Title: Passive Leg Raise in Children

Keywords: Passive leg raise, hypotension (PubMed Search)

Posted: 2/21/2014 by Jenny Guyther, MD (Updated: 9/27/2022)
Click here to contact Jenny Guyther, MD

Passive leg raise (PLR) has been studied in adults as a bedside tool to predict volume responsiveness (see previous pearls from 5/7/13 and 6/17/2008).

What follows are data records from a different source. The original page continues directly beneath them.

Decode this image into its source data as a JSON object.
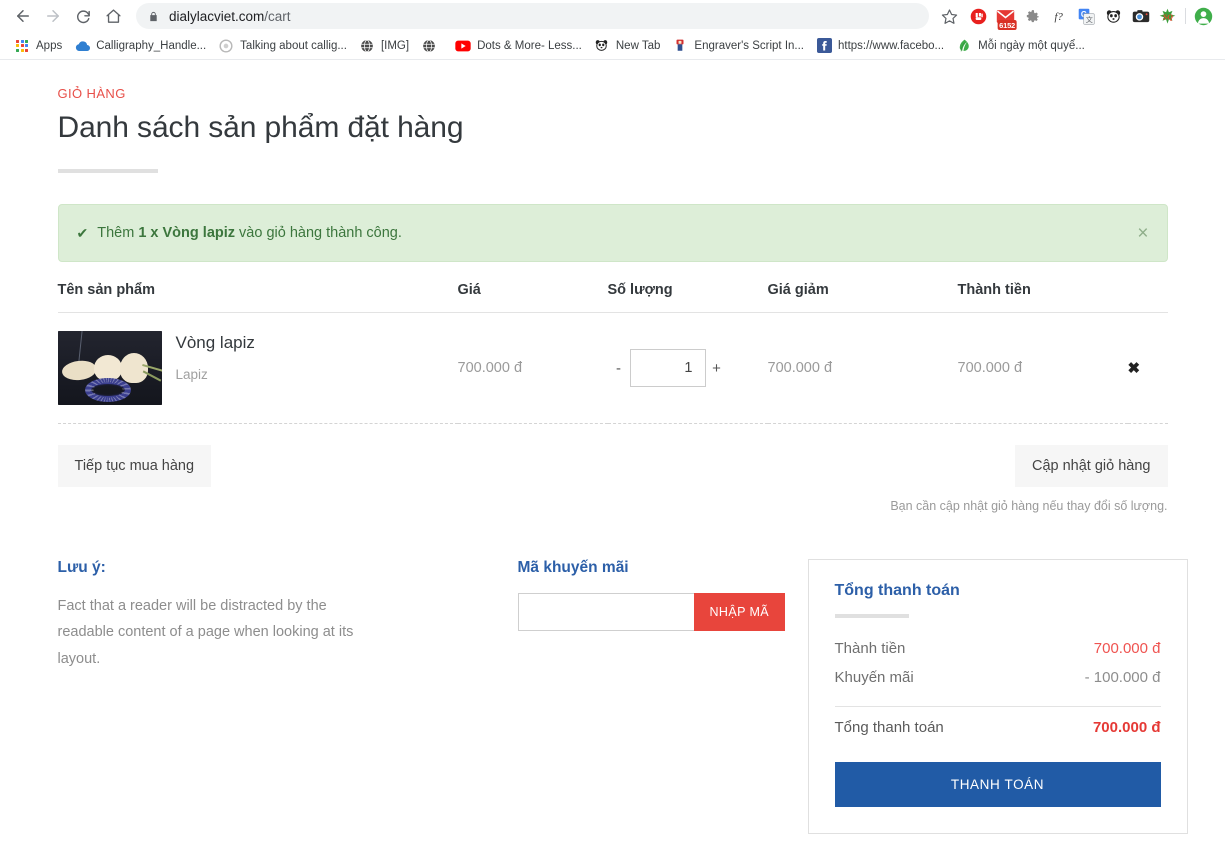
{
  "browser": {
    "nav": {
      "back": "Back",
      "forward": "Forward",
      "reload": "Reload",
      "home": "Home"
    },
    "omnibox": {
      "lock_icon": "lock-icon",
      "url_host": "dialylacviet.com",
      "url_path": "/cart",
      "full_url": "dialylacviet.com/cart"
    },
    "star_label": "Bookmark this page",
    "extensions": [
      {
        "name": "adblock-extension-icon",
        "badge": ""
      },
      {
        "name": "mail-extension-icon",
        "badge": "6152"
      },
      {
        "name": "settings-gear-extension-icon",
        "badge": ""
      },
      {
        "name": "font-extension-icon",
        "badge": ""
      },
      {
        "name": "google-translate-extension-icon",
        "badge": ""
      },
      {
        "name": "panda-extension-icon",
        "badge": ""
      },
      {
        "name": "camera-extension-icon",
        "badge": ""
      },
      {
        "name": "seoquake-extension-icon",
        "badge": ""
      },
      {
        "name": "profile-avatar-icon",
        "badge": ""
      }
    ],
    "bookmarks": [
      {
        "label": "Apps",
        "icon": "apps-grid-icon"
      },
      {
        "label": "Calligraphy_Handle...",
        "icon": "cloud-icon"
      },
      {
        "label": "Talking about callig...",
        "icon": "circle-icon"
      },
      {
        "label": "[IMG]",
        "icon": "globe-icon"
      },
      {
        "label": "",
        "icon": "globe-icon"
      },
      {
        "label": "Dots & More- Less...",
        "icon": "youtube-icon"
      },
      {
        "label": "New Tab",
        "icon": "panda-icon"
      },
      {
        "label": "Engraver's Script In...",
        "icon": "red-icon"
      },
      {
        "label": "https://www.facebo...",
        "icon": "facebook-icon"
      },
      {
        "label": "Mỗi ngày một quyể...",
        "icon": "leaf-icon"
      }
    ]
  },
  "header": {
    "eyebrow": "GIỎ HÀNG",
    "title": "Danh sách sản phẩm đặt hàng"
  },
  "alert": {
    "check_icon": "check-icon",
    "prefix": "Thêm ",
    "bold": "1 x Vòng lapiz",
    "suffix": " vào giỏ hàng thành công.",
    "close_icon": "close-icon",
    "close_label": "×",
    "bg_color": "#ddeed8",
    "text_color": "#3c763d"
  },
  "table": {
    "headers": {
      "name": "Tên sản phẩm",
      "price": "Giá",
      "quantity": "Số lượng",
      "discount": "Giá giảm",
      "total": "Thành tiền"
    },
    "rows": [
      {
        "image_alt": "Vòng lapiz - lapis bead bracelet with lotus buds on dark background",
        "name": "Vòng lapiz",
        "subtitle": "Lapiz",
        "price": "700.000 đ",
        "minus": "-",
        "quantity": "1",
        "plus": "+",
        "discount": "700.000 đ",
        "total": "700.000 đ",
        "remove_icon": "remove-x-icon",
        "remove_label": "✖"
      }
    ]
  },
  "actions": {
    "continue_shopping": "Tiếp tục mua hàng",
    "update_cart": "Cập nhật giỏ hàng",
    "hint": "Bạn cần cập nhật giỏ hàng nếu thay đổi số lượng."
  },
  "note": {
    "title": "Lưu ý:",
    "body": "Fact that a reader will be distracted by the readable content of a page when looking at its layout."
  },
  "promo": {
    "title": "Mã khuyến mãi",
    "input_value": "",
    "input_placeholder": "",
    "button": "NHẬP MÃ",
    "button_color": "#e8453c"
  },
  "summary": {
    "title": "Tổng thanh toán",
    "subtotal_label": "Thành tiền",
    "subtotal_value": "700.000 đ",
    "discount_label": "Khuyến mãi",
    "discount_value": "- 100.000 đ",
    "total_label": "Tổng thanh toán",
    "total_value": "700.000 đ",
    "checkout_button": "THANH TOÁN",
    "checkout_color": "#215ba6",
    "accent_blue": "#2c5fa8",
    "accent_red": "#e53935"
  }
}
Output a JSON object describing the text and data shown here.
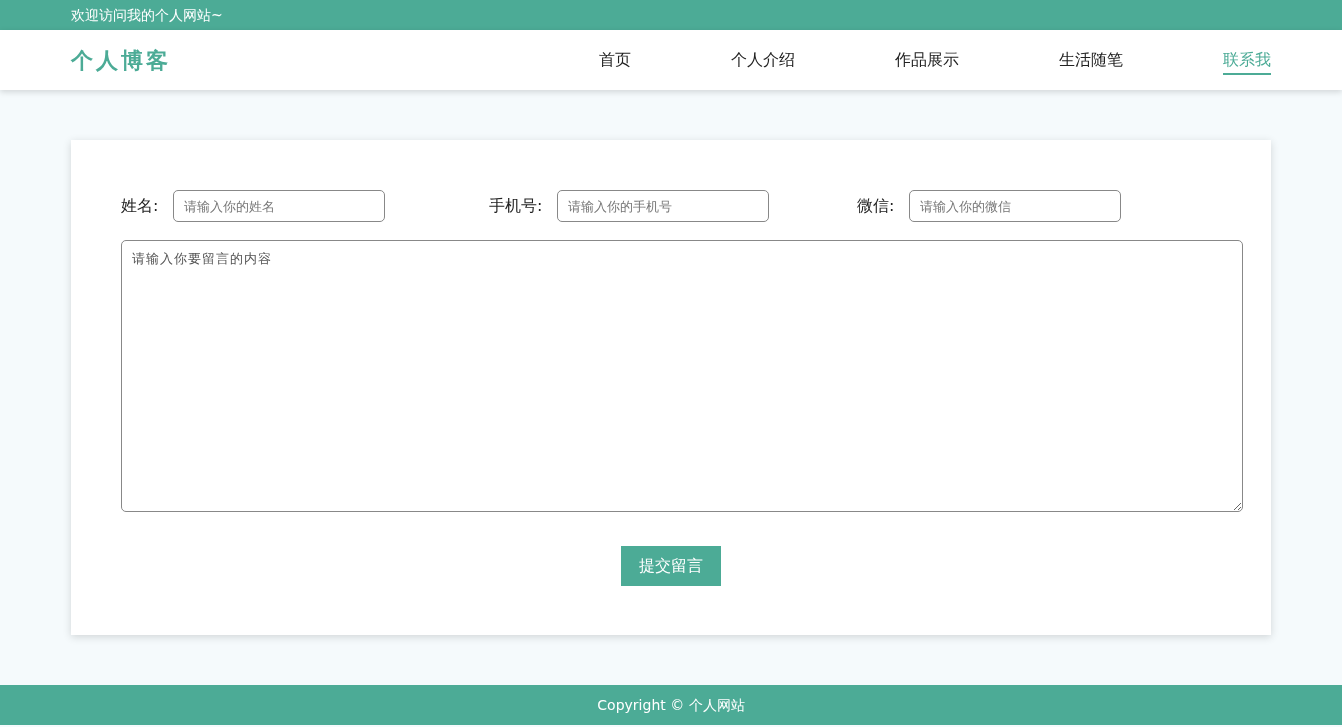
{
  "top_bar": {
    "text": "欢迎访问我的个人网站~"
  },
  "header": {
    "logo": "个人博客",
    "nav": [
      {
        "label": "首页",
        "selected": false
      },
      {
        "label": "个人介绍",
        "selected": false
      },
      {
        "label": "作品展示",
        "selected": false
      },
      {
        "label": "生活随笔",
        "selected": false
      },
      {
        "label": "联系我",
        "selected": true
      }
    ]
  },
  "form": {
    "fields": [
      {
        "label": "姓名:",
        "placeholder": "请输入你的姓名"
      },
      {
        "label": "手机号:",
        "placeholder": "请输入你的手机号"
      },
      {
        "label": "微信:",
        "placeholder": "请输入你的微信"
      }
    ],
    "message": {
      "placeholder": "请输入你要留言的内容"
    },
    "submit": "提交留言"
  },
  "footer": {
    "text": "Copyright © 个人网站"
  }
}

Can this be applied to children?
 
A single center prospective study looked at 40 intensive care patients ranging in age from 1 month to 12.5 years.  They used a noninvasive monitoring system that could measure heart rate, stroke volume and cardiac output.  These parameters were measured at a baseline, after PLR, after another baseline and after a 10 ml/kg bolus.
 
Overall, changes in the cardiac index varied with PLR.  However, there was a statistically significant correlation in children over 5 years showing an increase in cardiac index with PLR and with a fluid bolus.
 
Bottom line:  In children older then 5 years, PLR can be a quick bedside tool to assess for fluid responsiveness, especially if worried about fluid overload and in an under served area.

References

Lu et al.  The Passive Leg Raise Test to Predict Fluid Responsiveness in Children - Preliminary Observations.  Indian J Pediatr.  Dec 2013. (epub ahead of print).